Title:
Working with Beijing: Lessons from the Past and Future U.S. Policy Toward China
Description:
China’s assertive behavior in the East and South China Seas, its unwillingness to crack down on North Korea, and its steadily growing clout in the global arena has generated a debate on whether and how the United States should recalibrate its posture toward China. How has the Obama administration’s “pivot” to Asia performed in the past eight years? Should the next U.S. administration continue engaging Beijing? Or are tougher measures in order? This lecture will outline the contours of the ongoing debate on U.S. policy toward China, and ask what lessons we can learn from the history of Sino-U.S. relations to inform present deliberations. It will examine previous attempts by American leaders to elicit cooperation from their Chinese counterparts, and discuss the elements of both failed and successful diplomatic efforts.
Speaker Bio:
My name is Patricia Kim and I am a postdoctoral fellow at the Princeton-Harvard China and the World Program.
My broad research interests include diplomacy, the international relations of East Asia, Chinese foreign policy, and archival research.

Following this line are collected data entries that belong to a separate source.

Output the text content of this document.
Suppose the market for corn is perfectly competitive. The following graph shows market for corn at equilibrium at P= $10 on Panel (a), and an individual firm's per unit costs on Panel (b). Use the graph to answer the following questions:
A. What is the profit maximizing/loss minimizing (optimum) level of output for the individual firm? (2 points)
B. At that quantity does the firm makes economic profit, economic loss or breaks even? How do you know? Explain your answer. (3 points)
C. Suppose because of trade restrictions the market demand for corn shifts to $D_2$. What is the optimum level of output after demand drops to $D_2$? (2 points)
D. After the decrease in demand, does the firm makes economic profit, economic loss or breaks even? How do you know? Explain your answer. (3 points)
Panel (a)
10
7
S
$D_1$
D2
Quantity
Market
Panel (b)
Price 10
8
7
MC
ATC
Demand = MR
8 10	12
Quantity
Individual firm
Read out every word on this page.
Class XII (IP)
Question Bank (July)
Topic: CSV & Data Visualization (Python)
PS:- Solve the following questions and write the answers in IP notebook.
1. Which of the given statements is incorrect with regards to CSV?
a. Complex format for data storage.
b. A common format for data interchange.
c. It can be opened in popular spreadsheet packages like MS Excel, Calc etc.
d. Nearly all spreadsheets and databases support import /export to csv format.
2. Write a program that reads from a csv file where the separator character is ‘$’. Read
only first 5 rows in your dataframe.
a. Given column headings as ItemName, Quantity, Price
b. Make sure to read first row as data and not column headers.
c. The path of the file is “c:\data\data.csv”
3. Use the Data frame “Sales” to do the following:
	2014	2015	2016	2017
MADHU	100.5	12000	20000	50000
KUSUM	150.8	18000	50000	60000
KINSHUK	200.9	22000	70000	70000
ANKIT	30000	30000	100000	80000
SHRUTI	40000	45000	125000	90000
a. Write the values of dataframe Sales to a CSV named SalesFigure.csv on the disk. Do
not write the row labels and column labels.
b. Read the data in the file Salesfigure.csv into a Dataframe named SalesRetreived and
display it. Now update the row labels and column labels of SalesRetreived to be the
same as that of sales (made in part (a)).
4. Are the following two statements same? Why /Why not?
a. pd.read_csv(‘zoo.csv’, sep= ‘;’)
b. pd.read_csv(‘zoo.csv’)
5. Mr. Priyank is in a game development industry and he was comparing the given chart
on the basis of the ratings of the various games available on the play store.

My dissertation, supported by a fellowship from the Bradley Foundation, examines China’s behavior in international negotiations with a focus on China’s relationships with the United States, Japan and South Korea. I specifically assess China’s “core interests” that serve as the foundation for its negotiating positions, and the diplomatic tools, ranging from coercion to persuasion, that Beijing’s counterparts have used with varying degrees of success to shape China’s behavior.
I received my Ph.D. from the Department of Politics at Princeton University in 2016. From fall 2014 to spring 2016, I was in residence at Harvard Kennedy School of Government’s Belfer Center for Science and International Affairs as an International Security Program Research Fellow.
Before beginning my graduate studies, I worked as an intern at the Center for East Asian Policy Studies at the Brookings Institution, and at the Congressional Executive Commission on China. I received my B.A. from the University of California, Berkeley.